La palabra "bis" osea "hasta" no hace la oracion dativa que quiere decir el "dem", sino el "zu" hace esta oracion dativa. Intenta con estas oraciones:

1) Ich bleibe hier, wenn du es nicht verstehst.
2) Ich bleibe hier, bis du es verstehst.
3) Ich bleibe hier, falls du es nicht verstehst.

El "wenn, bis y falls" hacen poner el verbo a la final de la frase, eso es todo. 

Porque se dice entonces "bis zum heutigen Tag" o "bis zu den Sternen (und noch viel mehr)" ?

Es muy sensillo. Cuando dices "hasta el dia de hoy es permitido", se lo traduce "bis zum heutigen tag ist es erlaubt". 
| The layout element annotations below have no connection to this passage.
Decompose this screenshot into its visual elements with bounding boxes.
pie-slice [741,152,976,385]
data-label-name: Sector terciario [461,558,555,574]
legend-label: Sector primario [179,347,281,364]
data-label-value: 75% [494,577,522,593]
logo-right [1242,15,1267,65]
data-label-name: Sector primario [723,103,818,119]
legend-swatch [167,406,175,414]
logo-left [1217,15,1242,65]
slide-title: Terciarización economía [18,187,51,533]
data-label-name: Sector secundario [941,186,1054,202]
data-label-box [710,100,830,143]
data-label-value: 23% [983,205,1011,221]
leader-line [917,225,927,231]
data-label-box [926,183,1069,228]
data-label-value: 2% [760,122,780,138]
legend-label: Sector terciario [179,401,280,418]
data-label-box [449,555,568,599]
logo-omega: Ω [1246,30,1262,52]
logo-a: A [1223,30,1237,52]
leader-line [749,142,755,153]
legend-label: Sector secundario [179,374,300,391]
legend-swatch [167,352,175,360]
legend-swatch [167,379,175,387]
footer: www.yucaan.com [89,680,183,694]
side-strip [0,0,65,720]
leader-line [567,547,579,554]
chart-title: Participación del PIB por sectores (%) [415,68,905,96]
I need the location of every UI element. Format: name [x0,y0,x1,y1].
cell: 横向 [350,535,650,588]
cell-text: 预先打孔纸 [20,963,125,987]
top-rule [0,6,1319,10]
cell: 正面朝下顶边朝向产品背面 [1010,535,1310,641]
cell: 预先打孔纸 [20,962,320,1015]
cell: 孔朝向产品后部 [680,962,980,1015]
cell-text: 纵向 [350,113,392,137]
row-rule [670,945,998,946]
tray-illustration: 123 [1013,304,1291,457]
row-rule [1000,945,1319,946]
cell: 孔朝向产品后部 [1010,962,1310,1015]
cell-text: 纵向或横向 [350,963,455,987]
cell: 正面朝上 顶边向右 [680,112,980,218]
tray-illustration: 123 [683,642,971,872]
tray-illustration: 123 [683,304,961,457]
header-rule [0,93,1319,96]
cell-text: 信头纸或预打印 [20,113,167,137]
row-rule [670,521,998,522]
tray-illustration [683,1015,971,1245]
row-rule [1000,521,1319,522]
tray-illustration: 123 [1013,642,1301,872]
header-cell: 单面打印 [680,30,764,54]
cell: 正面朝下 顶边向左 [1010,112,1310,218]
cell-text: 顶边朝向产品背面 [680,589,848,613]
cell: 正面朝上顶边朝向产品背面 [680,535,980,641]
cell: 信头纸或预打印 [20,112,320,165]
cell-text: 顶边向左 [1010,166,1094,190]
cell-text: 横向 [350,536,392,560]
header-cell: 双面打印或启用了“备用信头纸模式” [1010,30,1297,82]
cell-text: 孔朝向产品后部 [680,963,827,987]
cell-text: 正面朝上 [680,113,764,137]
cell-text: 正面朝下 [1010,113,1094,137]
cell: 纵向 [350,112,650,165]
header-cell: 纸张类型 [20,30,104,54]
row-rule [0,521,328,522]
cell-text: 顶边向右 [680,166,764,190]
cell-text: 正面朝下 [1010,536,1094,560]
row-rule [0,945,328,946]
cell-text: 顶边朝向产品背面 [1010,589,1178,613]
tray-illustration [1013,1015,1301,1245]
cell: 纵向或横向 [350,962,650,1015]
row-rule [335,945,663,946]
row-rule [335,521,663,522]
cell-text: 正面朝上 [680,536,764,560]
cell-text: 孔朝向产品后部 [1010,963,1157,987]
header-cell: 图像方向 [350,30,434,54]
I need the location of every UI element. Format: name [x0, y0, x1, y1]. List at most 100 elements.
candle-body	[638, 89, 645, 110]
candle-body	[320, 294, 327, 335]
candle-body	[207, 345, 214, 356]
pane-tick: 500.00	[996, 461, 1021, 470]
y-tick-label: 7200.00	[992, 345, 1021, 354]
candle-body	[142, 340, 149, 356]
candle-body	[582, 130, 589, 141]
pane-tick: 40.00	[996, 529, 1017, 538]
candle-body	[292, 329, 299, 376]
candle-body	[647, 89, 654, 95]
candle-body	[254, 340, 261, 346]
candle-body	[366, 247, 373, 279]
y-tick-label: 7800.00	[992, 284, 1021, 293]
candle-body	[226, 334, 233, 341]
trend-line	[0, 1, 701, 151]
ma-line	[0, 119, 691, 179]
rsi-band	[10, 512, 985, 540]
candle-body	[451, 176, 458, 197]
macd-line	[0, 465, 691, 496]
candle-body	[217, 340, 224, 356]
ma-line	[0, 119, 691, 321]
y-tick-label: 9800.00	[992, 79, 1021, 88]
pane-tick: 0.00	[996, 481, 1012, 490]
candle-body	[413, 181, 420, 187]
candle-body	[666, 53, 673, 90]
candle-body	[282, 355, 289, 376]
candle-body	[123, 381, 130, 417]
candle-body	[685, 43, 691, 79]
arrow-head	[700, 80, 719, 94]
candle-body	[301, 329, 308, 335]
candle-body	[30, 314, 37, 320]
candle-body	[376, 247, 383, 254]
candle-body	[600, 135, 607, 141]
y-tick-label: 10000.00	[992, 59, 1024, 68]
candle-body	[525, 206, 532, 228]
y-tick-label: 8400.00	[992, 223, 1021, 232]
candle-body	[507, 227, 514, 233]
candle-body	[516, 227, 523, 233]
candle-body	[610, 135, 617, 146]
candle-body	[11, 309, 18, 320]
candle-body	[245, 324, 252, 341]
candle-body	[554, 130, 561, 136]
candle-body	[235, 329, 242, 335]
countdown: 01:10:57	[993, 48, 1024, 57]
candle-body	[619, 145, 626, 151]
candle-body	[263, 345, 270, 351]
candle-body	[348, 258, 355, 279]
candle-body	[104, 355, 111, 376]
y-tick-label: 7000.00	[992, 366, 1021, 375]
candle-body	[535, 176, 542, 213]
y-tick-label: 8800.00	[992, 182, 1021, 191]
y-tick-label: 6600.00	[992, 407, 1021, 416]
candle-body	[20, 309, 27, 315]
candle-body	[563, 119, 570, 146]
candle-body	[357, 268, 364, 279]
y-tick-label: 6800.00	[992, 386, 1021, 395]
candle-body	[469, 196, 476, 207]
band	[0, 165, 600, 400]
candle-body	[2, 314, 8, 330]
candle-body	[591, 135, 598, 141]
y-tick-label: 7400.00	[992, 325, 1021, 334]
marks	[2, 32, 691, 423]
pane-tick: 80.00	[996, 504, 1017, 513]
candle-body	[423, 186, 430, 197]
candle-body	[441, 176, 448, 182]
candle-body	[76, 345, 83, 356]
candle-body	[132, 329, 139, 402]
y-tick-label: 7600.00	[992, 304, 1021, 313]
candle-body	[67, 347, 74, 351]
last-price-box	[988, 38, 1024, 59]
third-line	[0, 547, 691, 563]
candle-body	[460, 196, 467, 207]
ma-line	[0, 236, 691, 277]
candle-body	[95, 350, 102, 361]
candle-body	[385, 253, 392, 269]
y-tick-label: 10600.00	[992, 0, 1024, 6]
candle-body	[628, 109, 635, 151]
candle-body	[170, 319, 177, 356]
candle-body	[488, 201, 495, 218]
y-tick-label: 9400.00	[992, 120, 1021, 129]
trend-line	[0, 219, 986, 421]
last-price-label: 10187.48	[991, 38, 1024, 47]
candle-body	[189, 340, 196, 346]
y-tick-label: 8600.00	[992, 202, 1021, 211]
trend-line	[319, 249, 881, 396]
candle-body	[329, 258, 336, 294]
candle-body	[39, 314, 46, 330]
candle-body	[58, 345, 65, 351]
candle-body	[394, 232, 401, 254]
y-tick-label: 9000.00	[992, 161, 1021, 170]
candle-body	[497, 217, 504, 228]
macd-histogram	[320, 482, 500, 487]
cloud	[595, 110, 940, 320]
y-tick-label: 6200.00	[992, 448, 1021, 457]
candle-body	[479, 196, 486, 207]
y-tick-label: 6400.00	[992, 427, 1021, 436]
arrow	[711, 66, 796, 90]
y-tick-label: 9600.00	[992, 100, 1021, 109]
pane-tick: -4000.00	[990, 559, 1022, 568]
La accion se encuentra en el "zu". Sin eso, no hay accion, osea "bis dem Bäcker" tiene que ser "bis der Bäcker" y ahi no hay accion alguna.


----------



## Geviert

Hay que razonar también en función del verbo "laufen" (movimiento) para notar la función de la preposición bis (hasta) en combinación con zu.


----------